Some passages that struck my fancy:

1) Because I live half my life in a fantasy world — either reading or writing — this one rang true:      ” . . . ‘reality’ is neither the subject nor the object of true art which creates its own special reality having nothing to do with the average ‘reality’ perceived by the communal eye.”

2) Because I have been a “teacher” and have seen the work of many teachers in my children’s lives, I loved this one:     “A Child should have 30 specialists to teach 30 subjects, and not one harassed schoolmarm to show him a picture of a rice field and tell him this is China because she knows nothing about China, or anything else, and cannot tell the difference between longitude and latitude.”

I have known so many teachers (with masters degrees in education) who knew how to teach but did not know their subject matters. They know how to teach a math concept because a book told them what to say, but they don’t understand the math concept. They presume to teach poetry, but they don’t like poetry. If the answer given was not the answer on the answer key provided, there is no chance that creativity will be rewarded.

3) Because I studied literature and had to write so many papers on literature, it made me laugh when one of the main characters talked about how stupid his students sounded when pointing out symbols, etc. This idea from him is so perfect:     “First of all, dismiss ideas and social background, and train freshman to shiver, to get drunk on the poetry of Hamlet and Lear, to read with his spine and not with his skull.”

Ironically, satirically, this is the exact opposite of the “commentary” section of the novel. Brilliant.

4) In this passage the narrator defends the desire of a believer in God to commit suicide:    “When the soul adores Him Who guides it through mortal life, when it distinguishes His sign at every turn of the trail, painted on the boulder and notched in the fir trunk, when every passage of the book of one’s personal fate bears His watermark, how can one doubt that He will also preserve us through all eternity?   So what can stop one from effecting the transition? What can help us to resist the intolerable temptation? What can prevent us from yielding to the burning desire for merging with God?   We who burrow in filth every day may be forgiven perhaps the one sin that ends all sins.”

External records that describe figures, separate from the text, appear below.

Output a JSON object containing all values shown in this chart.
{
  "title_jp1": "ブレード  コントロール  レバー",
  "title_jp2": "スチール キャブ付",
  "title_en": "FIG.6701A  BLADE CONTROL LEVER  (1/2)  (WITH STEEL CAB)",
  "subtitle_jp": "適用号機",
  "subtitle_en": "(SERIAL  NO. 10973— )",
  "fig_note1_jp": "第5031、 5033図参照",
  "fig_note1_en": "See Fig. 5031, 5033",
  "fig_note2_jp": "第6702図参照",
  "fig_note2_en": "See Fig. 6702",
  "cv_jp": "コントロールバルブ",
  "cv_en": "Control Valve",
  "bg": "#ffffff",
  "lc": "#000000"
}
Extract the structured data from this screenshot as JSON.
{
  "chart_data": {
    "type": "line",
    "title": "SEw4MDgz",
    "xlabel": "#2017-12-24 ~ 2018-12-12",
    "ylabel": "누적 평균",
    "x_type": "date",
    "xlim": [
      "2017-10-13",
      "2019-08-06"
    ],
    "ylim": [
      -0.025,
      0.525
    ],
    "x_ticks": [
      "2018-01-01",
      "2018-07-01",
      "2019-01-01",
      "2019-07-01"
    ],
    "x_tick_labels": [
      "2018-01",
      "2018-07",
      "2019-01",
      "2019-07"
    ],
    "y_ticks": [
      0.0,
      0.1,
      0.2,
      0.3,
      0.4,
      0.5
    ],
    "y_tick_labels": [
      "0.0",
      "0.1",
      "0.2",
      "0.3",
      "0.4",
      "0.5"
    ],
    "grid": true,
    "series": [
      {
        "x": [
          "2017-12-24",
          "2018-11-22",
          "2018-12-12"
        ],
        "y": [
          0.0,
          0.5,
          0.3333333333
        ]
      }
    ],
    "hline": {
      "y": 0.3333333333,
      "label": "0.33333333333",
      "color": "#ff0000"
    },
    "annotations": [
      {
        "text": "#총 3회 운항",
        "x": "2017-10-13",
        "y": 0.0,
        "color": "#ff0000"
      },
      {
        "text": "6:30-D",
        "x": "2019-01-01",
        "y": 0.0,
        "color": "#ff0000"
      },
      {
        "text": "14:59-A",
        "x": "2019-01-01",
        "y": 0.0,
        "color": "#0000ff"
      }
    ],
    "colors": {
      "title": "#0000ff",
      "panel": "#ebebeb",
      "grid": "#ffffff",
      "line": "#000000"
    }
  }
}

5) And finally, there is this passage directed at the unbelieving character: “With no Providence the soul must rely on the dust of its husk, on the experience gathered in the course of corporeal confinement, and cling childishly to small-town principles, local by-laws and a personality consisting mainly of the shadows of its own prison bars. Such an idea is not to be entertained one instant by the religious mind. How much more intelligent it is — even from the proud infidel’s point of view! — to accept God’s Presence — a faint phosphorescence at first, a pale light in the dimness of bodily life, and a dazzling radiance afterward.”

Okay, enough quotes. Pale Fire. Strange, thought-provoking. Worthy of a permanent spot on my books shelf? Not this time.